1. Field of the Invention
The present invention relates to the field of data communications. More particularly, the present invention relates to converting high speed differential serial transmission signals to single-ended CMOS logic circuit level signals.
2. Description of Related Art
It is well-known in the data communications field that for the transmission of high bit rate data signals small differential signals provide a number of advantages. A differential channel provides rejection of common mode noise present between a transmitting and receiving node such as power supply noise. Differential signals can be transmitted on twisted pair cables which are less expensive than coaxial or fiber optic cables and which when shielded offer very good rejection of interference from external noise sources. Using small signal level differential signals on a shielded twisted pair cable reduces EMI emissions, simplifies transmitter design and reduces power dissipation.
One of the most important characteristics of a differential communication channel is that it reduces timing distortion due to mismatched rise and fall times and receiver threshold. Timing distortion must be minimized since in a digital communication system data is encoded in both time and amplitude. FIG. 1(a) illustrates a single-ended system with mismatched rise and fall times and a threshold VT. As can be seen the mismatch in rise and fall times causes duty cycle distortion (Tpulse does not equal T.sub.bc where T.sub.bc is the bit cell width and Tpulse is the received pulse width.) It is very difficult in a single-ended communication system to match the rise and fall times and this mismatch becomes significant when data rates become high (50 Mbaud or more).
Differential systems on the other hand do not suffer duty cycle distortion due to rise and fall time mismatch. As shown in FIG. 1(b), as long as signal A and B have equivalent rise times and equivalent fall times the signal's pulse width is preserved. This type of matching is much more simple to guarantee in an integrated circuit design that has a symmetric layout for the A and B signals. It is also important to note that in a differential receiver the threshold is not set externally as in the single-ended system which was set by the VT reference shown in FIG. 1(a). Instead, the threshold in a differential system is a function of the received signal and therefore tracks with the received signal corresponding to when A=B (the signal crossing point).
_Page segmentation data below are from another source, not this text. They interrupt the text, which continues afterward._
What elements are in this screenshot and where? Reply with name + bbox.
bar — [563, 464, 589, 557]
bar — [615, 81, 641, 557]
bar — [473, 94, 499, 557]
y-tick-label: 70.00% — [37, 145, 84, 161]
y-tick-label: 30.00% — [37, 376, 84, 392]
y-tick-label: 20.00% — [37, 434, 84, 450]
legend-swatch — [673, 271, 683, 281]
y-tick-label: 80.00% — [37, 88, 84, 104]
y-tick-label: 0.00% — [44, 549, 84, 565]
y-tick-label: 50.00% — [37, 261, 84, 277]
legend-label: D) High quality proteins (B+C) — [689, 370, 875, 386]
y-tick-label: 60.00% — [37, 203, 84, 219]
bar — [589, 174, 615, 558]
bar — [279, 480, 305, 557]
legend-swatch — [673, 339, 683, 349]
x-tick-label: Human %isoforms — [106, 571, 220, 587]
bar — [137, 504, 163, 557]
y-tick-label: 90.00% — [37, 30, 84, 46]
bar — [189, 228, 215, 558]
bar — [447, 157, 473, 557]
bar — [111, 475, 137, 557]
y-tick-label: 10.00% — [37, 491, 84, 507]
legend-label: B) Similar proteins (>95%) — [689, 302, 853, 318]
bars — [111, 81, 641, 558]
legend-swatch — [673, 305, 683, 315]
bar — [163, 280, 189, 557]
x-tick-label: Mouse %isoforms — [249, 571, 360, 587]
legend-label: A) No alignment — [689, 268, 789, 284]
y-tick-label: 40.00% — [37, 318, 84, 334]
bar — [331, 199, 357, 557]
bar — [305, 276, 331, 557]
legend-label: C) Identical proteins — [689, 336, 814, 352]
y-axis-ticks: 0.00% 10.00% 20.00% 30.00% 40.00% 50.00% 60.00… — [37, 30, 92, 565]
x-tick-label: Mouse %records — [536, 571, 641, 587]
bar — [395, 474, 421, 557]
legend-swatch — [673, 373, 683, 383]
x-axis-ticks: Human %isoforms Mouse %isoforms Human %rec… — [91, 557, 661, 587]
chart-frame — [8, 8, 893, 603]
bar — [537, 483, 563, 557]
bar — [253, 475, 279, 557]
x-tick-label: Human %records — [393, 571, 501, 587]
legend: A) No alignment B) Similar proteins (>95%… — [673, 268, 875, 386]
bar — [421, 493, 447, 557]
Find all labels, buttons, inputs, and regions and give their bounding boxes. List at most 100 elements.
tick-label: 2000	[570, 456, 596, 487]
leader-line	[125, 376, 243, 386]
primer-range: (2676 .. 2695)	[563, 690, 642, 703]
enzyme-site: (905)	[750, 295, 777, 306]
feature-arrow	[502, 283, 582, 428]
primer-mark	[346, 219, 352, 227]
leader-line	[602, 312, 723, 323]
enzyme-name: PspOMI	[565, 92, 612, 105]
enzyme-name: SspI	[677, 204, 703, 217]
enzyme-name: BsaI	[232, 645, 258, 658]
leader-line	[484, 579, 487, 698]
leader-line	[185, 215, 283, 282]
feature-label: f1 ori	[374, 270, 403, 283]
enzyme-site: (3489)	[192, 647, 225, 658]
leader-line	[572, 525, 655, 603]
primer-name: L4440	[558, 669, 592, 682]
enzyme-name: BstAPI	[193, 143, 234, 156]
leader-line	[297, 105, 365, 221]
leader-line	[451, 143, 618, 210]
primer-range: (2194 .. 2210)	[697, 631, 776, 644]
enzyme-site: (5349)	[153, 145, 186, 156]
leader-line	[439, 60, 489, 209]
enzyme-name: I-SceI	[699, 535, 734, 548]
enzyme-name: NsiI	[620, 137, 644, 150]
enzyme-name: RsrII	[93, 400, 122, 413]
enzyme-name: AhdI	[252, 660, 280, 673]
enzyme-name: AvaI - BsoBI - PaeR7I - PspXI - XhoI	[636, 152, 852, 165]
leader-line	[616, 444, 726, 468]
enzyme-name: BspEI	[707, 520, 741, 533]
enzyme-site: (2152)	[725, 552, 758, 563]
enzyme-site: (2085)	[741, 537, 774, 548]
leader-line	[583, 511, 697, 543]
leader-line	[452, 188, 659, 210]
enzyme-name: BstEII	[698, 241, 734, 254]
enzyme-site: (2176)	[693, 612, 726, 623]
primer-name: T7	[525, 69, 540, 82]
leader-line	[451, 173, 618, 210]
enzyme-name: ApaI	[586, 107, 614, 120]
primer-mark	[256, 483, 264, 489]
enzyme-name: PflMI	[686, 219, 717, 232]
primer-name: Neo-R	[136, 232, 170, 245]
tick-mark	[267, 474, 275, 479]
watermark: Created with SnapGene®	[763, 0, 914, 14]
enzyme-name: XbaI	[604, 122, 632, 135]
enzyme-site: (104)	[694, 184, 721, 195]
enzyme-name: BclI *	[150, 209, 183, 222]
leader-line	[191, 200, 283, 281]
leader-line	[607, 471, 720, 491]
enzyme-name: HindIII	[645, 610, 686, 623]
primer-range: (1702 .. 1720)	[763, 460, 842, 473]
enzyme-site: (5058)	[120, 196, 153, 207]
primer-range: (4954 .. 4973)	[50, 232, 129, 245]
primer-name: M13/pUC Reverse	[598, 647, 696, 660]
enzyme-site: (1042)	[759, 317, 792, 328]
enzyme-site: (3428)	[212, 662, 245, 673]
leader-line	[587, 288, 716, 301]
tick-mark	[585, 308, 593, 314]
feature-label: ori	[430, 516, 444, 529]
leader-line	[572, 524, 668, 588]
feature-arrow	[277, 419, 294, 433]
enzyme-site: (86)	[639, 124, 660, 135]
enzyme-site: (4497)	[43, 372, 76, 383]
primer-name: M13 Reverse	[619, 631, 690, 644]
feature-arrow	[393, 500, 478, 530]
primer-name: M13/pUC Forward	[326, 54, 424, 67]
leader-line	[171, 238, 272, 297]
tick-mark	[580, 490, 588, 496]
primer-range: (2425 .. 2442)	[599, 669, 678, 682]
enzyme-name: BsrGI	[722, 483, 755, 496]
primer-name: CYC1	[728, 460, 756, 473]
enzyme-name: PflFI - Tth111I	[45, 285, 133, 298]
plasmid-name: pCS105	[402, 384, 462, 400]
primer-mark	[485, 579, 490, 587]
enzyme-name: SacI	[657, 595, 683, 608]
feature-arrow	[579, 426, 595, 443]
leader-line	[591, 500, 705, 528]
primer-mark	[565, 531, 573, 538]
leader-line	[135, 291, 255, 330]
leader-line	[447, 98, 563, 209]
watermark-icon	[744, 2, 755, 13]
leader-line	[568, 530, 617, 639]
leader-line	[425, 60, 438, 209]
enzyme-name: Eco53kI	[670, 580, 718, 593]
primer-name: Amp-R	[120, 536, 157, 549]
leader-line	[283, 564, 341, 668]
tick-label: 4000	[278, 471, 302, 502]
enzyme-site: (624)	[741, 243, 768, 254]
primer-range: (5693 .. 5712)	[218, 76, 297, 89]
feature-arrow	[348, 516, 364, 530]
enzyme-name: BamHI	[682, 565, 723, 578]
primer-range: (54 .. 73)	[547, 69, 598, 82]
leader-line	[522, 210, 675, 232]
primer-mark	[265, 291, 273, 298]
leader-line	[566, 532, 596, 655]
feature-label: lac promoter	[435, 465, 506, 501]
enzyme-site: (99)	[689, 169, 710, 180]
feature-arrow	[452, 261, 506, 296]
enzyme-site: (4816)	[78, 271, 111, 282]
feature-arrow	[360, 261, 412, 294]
Circuits composed of CMOS digital logic generally require signal swings having a range of 5 or 3 volts, usually between +5 volts and 0 volts or +3 to 0 volts. When a CMOS circuit receives a small amplitude differential binary signal, it is necessary to convert the binary differential signal into a single-ended signal amplified to CMOS digital voltage levels usable by the CMOS logic. As data transmission rates increase, it is necessary that the signal conversion circuitry be able to handle ever faster incoming differential signals for conversion to digital levels.
In other technology areas it has been necessary to convert signals from one domain to another domain. U.S. Pat. No. 4,437,171 illustrates circuitry for converting ECL level signals to signals suitable for use by a MOS memory.